Many thanks for the response, couple of other questions:
1) If I use a job step to call a bash script - quite rightly if the script executes and completes it shows with Status of S. If I change the script exit code on an error - can I trigger a separate status to be recorded?
Non-zero return values should be interpreted by pgAgent as a failure.
2) if we have a step that shows as running, how can we mark that as done and move on to the next step in the job?
You cannot change what the agent is doing mid-job. You'd need to kill the agent and restart it if it's got stuck somehow. It *should* automatically cleanup the zombie job and re-schedule as appropriate.
I was wondering if anyone can help. I am running a Postgresql 9.4 server on Ubuntu 14.04 and having issues with pageant jobs saying that they are running but the jobs are not doing anything. This is not every job and it appears that the issue happens at random.
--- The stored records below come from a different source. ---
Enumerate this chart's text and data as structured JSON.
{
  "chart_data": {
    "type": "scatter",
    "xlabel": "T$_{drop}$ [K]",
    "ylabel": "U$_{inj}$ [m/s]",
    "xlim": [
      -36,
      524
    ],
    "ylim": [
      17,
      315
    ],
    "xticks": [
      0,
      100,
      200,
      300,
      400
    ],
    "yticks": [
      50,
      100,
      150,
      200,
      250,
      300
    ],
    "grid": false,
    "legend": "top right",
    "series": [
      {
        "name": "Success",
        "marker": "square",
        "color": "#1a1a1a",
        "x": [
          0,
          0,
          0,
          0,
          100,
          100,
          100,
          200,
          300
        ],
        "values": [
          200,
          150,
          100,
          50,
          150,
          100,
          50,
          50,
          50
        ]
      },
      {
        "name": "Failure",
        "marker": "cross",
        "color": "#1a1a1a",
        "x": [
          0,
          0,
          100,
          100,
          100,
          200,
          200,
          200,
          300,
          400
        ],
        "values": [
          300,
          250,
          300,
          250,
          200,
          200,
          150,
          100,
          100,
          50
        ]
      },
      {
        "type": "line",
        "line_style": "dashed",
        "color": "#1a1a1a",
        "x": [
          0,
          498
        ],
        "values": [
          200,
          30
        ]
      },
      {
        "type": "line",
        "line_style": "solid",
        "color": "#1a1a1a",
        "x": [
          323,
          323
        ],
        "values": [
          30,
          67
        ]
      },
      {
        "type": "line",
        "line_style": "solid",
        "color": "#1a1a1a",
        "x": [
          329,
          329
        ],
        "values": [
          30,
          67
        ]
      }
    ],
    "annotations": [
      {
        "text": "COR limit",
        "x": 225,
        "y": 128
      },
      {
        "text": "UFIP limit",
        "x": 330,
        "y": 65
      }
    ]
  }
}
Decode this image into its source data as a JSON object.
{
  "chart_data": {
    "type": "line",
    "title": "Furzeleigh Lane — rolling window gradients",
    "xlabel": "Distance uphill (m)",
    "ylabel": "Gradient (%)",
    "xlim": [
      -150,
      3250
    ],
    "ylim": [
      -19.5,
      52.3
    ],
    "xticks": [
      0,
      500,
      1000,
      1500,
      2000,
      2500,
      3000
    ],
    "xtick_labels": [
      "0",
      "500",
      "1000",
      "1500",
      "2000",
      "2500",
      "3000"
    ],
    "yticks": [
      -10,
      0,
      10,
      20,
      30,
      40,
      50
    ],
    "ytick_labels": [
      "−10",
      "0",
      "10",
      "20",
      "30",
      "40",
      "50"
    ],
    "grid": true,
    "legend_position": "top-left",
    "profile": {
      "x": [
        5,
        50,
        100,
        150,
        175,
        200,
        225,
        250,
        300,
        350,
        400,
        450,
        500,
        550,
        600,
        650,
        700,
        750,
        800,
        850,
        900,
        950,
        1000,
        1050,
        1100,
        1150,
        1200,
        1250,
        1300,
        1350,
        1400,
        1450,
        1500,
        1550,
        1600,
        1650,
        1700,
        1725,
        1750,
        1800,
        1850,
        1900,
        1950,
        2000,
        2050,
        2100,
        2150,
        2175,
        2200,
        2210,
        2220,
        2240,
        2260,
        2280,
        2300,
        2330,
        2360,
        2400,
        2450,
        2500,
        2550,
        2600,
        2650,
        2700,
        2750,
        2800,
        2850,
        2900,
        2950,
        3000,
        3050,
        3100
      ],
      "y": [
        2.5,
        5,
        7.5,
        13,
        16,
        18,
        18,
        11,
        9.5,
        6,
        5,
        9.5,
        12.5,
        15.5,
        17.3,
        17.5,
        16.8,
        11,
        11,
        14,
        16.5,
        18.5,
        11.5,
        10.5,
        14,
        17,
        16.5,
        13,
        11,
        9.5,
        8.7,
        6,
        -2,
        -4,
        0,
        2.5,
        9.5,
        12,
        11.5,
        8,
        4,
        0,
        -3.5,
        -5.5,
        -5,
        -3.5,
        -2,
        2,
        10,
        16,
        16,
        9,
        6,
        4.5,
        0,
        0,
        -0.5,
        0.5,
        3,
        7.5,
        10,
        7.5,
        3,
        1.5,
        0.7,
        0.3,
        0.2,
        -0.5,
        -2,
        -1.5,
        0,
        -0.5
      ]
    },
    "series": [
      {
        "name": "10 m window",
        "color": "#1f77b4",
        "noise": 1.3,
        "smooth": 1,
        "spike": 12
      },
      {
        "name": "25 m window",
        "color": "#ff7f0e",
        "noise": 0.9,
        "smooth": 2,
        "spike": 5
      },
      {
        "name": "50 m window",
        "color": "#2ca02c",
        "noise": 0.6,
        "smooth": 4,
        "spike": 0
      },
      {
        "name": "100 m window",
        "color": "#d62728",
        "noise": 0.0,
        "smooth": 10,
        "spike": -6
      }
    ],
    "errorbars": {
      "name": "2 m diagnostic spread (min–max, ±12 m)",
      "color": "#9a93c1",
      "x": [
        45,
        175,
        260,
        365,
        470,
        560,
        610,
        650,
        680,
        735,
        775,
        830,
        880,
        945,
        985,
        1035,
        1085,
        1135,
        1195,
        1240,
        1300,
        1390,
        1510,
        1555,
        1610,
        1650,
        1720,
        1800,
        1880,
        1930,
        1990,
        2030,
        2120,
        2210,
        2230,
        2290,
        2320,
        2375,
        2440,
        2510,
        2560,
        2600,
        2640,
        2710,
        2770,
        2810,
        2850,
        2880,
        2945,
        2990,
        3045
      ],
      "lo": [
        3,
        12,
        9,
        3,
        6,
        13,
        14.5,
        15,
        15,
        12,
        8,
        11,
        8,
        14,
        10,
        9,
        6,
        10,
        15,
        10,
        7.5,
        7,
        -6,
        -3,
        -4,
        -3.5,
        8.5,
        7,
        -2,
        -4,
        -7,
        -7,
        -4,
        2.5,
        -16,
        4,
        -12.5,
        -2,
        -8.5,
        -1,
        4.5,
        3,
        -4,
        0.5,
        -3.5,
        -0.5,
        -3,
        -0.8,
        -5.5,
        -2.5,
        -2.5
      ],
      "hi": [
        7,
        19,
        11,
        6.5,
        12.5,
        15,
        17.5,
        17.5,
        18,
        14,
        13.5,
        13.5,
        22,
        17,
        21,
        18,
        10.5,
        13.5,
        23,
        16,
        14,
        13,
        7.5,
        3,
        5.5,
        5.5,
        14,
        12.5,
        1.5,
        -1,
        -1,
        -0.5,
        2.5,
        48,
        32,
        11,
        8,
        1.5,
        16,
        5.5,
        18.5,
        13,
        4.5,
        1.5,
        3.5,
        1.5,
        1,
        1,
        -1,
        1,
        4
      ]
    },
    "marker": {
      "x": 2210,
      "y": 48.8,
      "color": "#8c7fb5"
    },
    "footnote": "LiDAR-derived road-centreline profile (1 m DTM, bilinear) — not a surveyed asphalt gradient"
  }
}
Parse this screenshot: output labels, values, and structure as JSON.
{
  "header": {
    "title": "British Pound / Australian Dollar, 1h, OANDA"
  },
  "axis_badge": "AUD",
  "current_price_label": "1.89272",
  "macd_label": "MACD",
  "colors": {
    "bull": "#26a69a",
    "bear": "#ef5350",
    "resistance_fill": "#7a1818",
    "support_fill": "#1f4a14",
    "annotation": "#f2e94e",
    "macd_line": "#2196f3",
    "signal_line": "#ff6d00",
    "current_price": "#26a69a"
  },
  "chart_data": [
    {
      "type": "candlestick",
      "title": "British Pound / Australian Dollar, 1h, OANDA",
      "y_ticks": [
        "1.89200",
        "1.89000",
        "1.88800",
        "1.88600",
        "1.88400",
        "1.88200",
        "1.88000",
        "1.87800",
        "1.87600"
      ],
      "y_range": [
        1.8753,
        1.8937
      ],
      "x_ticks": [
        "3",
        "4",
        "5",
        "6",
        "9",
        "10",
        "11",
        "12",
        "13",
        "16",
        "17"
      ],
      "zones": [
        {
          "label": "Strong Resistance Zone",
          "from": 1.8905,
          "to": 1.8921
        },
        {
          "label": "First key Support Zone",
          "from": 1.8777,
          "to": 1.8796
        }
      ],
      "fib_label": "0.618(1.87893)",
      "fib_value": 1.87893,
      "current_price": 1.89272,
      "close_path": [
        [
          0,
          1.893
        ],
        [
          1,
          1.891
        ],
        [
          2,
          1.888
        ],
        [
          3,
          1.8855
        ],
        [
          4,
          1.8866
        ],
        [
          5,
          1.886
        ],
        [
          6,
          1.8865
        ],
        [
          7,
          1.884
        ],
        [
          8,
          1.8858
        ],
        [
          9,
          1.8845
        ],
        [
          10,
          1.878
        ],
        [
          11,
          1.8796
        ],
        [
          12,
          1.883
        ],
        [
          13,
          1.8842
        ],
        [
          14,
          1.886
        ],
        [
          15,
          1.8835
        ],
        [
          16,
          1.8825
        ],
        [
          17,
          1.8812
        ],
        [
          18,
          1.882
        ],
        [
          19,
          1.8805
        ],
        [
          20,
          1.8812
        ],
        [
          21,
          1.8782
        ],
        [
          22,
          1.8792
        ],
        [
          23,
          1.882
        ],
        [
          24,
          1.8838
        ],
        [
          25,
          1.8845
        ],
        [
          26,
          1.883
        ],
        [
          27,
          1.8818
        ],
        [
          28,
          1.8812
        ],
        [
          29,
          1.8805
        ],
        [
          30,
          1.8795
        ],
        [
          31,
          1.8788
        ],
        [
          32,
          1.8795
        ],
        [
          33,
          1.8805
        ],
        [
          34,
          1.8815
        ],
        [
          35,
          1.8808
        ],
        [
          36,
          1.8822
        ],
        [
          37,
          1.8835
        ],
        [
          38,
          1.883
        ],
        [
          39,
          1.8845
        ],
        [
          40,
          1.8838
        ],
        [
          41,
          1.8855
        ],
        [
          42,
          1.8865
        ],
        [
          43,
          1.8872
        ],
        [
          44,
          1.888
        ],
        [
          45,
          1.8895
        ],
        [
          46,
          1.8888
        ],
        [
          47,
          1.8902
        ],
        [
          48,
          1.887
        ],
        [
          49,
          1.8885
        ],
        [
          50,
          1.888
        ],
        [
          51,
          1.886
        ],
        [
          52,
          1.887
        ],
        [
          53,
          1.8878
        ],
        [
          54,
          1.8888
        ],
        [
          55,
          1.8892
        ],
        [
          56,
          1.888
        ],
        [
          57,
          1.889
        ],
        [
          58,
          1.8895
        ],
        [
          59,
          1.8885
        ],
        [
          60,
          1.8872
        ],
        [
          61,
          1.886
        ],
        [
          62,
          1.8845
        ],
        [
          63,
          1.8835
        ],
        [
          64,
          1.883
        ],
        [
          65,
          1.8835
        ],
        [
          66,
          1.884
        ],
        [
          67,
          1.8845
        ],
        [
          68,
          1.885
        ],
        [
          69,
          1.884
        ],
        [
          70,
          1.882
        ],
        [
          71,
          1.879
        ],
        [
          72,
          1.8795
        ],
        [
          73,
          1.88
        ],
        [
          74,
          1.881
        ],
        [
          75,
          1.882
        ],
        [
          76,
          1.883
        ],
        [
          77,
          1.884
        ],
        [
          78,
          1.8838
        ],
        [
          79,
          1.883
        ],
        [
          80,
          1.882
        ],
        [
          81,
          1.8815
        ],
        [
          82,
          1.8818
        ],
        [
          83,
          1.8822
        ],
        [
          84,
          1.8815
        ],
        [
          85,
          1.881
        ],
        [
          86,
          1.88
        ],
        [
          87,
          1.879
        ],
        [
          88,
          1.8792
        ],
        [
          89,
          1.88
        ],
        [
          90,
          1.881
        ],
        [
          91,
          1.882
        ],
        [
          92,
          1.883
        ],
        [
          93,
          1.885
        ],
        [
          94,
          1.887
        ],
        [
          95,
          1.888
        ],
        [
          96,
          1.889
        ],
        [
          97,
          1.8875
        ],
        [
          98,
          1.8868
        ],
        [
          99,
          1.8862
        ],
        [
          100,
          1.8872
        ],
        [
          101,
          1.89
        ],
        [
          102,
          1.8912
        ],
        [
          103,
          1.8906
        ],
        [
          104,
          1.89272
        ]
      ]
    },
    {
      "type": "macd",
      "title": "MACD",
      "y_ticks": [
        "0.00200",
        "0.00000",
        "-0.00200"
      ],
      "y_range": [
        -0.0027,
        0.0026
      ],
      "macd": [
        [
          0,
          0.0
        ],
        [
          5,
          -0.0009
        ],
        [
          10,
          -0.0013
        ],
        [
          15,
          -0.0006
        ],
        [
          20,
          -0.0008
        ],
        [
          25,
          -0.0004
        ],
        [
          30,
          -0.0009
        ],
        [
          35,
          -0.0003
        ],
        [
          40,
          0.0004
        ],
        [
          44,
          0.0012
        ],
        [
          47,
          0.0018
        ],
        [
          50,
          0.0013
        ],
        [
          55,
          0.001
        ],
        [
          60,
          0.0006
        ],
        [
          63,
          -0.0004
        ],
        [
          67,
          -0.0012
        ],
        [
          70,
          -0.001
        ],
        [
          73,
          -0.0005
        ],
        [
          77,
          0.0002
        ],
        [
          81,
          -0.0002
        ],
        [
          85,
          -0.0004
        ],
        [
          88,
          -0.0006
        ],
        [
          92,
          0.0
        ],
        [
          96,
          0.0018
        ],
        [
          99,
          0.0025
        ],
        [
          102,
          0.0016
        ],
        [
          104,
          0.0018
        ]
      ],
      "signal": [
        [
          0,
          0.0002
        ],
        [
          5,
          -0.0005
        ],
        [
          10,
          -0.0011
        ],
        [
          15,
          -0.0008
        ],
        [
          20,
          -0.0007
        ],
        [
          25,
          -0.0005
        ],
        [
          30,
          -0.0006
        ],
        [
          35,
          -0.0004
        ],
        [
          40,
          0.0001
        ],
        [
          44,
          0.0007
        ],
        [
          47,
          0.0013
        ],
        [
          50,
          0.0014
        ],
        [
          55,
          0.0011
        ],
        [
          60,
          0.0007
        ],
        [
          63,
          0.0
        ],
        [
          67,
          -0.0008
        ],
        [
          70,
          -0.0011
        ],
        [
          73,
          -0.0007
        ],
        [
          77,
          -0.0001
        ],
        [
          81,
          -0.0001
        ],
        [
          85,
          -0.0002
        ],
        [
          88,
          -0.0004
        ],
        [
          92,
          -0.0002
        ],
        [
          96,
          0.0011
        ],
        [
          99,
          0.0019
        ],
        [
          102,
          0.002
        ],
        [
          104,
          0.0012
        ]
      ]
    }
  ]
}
I am running pgaent v3.4.1.
I was just wondering if anyone has any code to help diagnose pageant issues. The executable works fine and does not crash and there are no errors in the pageant log.
Have you tried increasing the log level to get more detailed info about the schedulers operation?
Also, does anyone one have code they can share to reset stuck jobs in the pageant tables as I am doing but not sure if I am doing it correctly as have a limited understanding of how all the pieces fit together.
The agent should run any job that has it's "jobnextrun" value in the pga_job table less than or equal to the current time, with jobenabled = true and jobagentid = NULL, each time it checks for jobs to run. If you've got an entry in that table for a job that you think should have run but did not, please share the data and we may be able to see why.
Also does anyone have a technical overview of how it works?